Segundo o Pe. Alberton, estudioso da história da Maçonaria, a versão mais aceita sobre as origens da Ordem é a de que ela descende das antigas corporações de mestres pedreiros encarregados das construções das igrejas e catedrais, sob forte influência da Igreja Católica na Idade Média.

(Alberton, 1981, p. 67)

Dessa época, restaram registros conhecidos como “Old Charges” ou Antigas Constituições, também chamadas de Constituições Góticas.

Esses documentos, anteriores às Constituições de Anderson, eram fortemente teístas, trinitários e até marianos. Dividiam-se em três partes:

1. Oração inaugural;

2. Parte histórica (em geral lendária);

3. Parte deontológica, encerrada com uma oração final.

   (Alberton, 1981, pp. 68-69)

ORAÇÕES, PRECES E INVOCAÇÕES

O Vade-Mécum Maçônico, de João Ivo Girardi, esclarece:

> “A prece maçônica é dirigida ao Grande Arquiteto do Universo, sendo mais um ato de veneração que de súplica. O maçom aceita a existência de Deus, que está em toda parte, inclusive na Loja maçônica. A invocação pode ser de louvor ou de agradecimento pela vida e pela proteção recebidas.

> (Girardi, 2008, p. 463)

As Old Charges apresentam diversas orações e invocações de caráter cristão, como:

 Constituição de York (926): invoca a onipotência do Deus Eterno;

 Estatuto de Ratisbona (1459): inicia “Em nome do Pai, do Filho, do Espírito Santo...”

 Manuscrito de Harley (1670): “O Pai Onipotente do Céu, com a Sabedoria do Filho e a bondade do Espírito Santo...”

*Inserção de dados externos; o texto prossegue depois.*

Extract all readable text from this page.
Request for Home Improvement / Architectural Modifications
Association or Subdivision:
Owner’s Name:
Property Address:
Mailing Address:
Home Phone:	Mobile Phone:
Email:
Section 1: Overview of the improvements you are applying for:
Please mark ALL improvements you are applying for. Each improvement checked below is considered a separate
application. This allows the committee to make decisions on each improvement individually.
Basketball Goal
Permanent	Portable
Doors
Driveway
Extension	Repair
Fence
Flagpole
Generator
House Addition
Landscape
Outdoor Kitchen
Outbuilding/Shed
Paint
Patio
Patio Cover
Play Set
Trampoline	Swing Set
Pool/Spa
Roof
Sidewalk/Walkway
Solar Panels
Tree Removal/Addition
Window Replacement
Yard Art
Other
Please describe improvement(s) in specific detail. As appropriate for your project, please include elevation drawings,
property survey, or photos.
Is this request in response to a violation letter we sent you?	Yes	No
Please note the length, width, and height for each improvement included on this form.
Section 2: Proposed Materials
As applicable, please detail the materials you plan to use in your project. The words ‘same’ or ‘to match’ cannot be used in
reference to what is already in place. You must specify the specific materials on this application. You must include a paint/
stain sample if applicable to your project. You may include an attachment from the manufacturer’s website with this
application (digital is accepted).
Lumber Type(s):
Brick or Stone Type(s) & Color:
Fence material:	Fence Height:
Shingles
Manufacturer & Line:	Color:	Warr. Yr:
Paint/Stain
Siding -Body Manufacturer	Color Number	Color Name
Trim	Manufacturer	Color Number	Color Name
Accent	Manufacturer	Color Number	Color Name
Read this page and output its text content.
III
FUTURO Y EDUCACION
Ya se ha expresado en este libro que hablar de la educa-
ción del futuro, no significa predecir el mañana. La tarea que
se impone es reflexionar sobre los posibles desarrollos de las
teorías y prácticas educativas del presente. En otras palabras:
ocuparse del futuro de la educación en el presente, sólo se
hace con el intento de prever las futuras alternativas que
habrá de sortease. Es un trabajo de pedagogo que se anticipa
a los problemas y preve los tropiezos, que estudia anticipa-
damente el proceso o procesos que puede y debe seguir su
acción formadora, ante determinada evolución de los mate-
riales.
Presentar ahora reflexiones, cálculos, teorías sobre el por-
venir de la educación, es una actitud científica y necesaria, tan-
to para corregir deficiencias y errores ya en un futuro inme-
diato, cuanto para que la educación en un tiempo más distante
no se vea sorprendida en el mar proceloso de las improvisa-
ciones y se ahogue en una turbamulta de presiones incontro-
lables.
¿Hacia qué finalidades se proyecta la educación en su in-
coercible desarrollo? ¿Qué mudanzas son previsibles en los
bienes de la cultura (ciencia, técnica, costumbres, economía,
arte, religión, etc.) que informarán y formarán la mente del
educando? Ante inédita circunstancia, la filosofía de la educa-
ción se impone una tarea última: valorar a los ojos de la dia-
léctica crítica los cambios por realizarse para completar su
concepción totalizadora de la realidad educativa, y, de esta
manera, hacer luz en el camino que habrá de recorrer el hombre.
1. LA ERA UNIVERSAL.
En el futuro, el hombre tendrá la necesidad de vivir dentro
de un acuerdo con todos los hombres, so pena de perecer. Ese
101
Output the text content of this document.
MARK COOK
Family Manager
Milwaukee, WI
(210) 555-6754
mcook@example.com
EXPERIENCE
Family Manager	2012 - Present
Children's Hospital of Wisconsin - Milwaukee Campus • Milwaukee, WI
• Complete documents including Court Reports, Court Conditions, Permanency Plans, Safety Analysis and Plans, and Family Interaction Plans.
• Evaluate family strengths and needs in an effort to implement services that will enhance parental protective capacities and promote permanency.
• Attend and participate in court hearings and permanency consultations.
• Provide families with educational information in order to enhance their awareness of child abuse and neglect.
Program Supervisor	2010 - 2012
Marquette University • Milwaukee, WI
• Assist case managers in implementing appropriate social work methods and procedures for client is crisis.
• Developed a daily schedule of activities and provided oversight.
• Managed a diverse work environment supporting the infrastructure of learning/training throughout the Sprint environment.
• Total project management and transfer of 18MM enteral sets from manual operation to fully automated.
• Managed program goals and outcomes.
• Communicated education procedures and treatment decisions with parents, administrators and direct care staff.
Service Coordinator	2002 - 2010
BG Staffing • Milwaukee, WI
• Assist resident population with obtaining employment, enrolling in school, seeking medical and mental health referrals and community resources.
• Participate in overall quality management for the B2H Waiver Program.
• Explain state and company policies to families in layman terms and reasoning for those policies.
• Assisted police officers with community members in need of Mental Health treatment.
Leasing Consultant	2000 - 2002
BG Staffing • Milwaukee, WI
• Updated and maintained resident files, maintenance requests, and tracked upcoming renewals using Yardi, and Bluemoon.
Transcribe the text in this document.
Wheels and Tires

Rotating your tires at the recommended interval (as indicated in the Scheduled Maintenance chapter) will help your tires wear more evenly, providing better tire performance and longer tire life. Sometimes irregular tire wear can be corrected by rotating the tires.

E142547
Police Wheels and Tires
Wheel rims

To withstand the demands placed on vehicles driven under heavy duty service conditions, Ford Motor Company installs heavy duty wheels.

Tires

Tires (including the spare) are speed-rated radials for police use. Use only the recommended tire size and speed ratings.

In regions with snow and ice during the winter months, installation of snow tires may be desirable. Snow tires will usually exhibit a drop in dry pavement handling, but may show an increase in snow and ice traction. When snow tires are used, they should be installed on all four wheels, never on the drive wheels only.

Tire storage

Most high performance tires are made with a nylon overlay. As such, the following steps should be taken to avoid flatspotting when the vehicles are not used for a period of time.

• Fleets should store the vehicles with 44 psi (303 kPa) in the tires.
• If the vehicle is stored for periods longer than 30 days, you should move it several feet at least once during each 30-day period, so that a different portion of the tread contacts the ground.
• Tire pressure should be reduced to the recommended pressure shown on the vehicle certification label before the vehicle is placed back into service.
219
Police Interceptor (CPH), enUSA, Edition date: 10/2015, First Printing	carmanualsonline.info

Essa tradição comprova que, até o século XVII, a Maçonaria era fortemente cristã.


A DESCRISTIANIZAÇÃO

Com a fundação da Grande Loja de Londres (1717) e a Constituição de Anderson (1723), a Maçonaria passou a adotar um caráter mais universal e deísta.

A Constituição recomendava que os Maçons professassem apenas uma religião comum a todos os homens, centrada na moralidade e na honra, deixando de lado dogmas específicos.

Isso levou a cisões dentro da Maçonaria britânica: enquanto os Modernos adotavam essa linha deísta, os Antigos mantinham práticas cristãs e teístas.

A união só aconteceu em 1813, com a fundação da Grande Loja Unida da Inglaterra, que conciliou elementos das duas correntes.

OS RITOS

Segundo Francisco de Assis Carvalho, citando Saly da Costa Mamede:

 Teístas: Rito Escocês Antigo e Aceito, York, Adonhiramita, Brasileiro, entre outros — todos utilizam o Livro Sagrado como Verdade Revelada.

 Deísta/Agnóstico/Adogmático: Rito Moderno ou Francês, que não adota o Livro Sagrado e não invoca o GADU.

É incorreto, porém, afirmar que o Rito Moderno é ateu.

 CONCLUSÃO

Este estudo não esgota o tema, mas demonstra que:

 A Maçonaria teve forte influência cristã durante sua fase operativa;

 Passou por um processo de descristianização com a Grande Loja de Londres;

 Muitos ritos preservaram elementos teístas, enquanto outros assumiram um caráter mais deísta;

 O símbolo do GADU tornou-se um ponto de união entre diferentes crenças.

O tema ainda comporta muitos desdobramentos e merece novos aprofundamentos, especialmente no estudo comparativo dos diferentes ritos maçônicos praticados no mundo.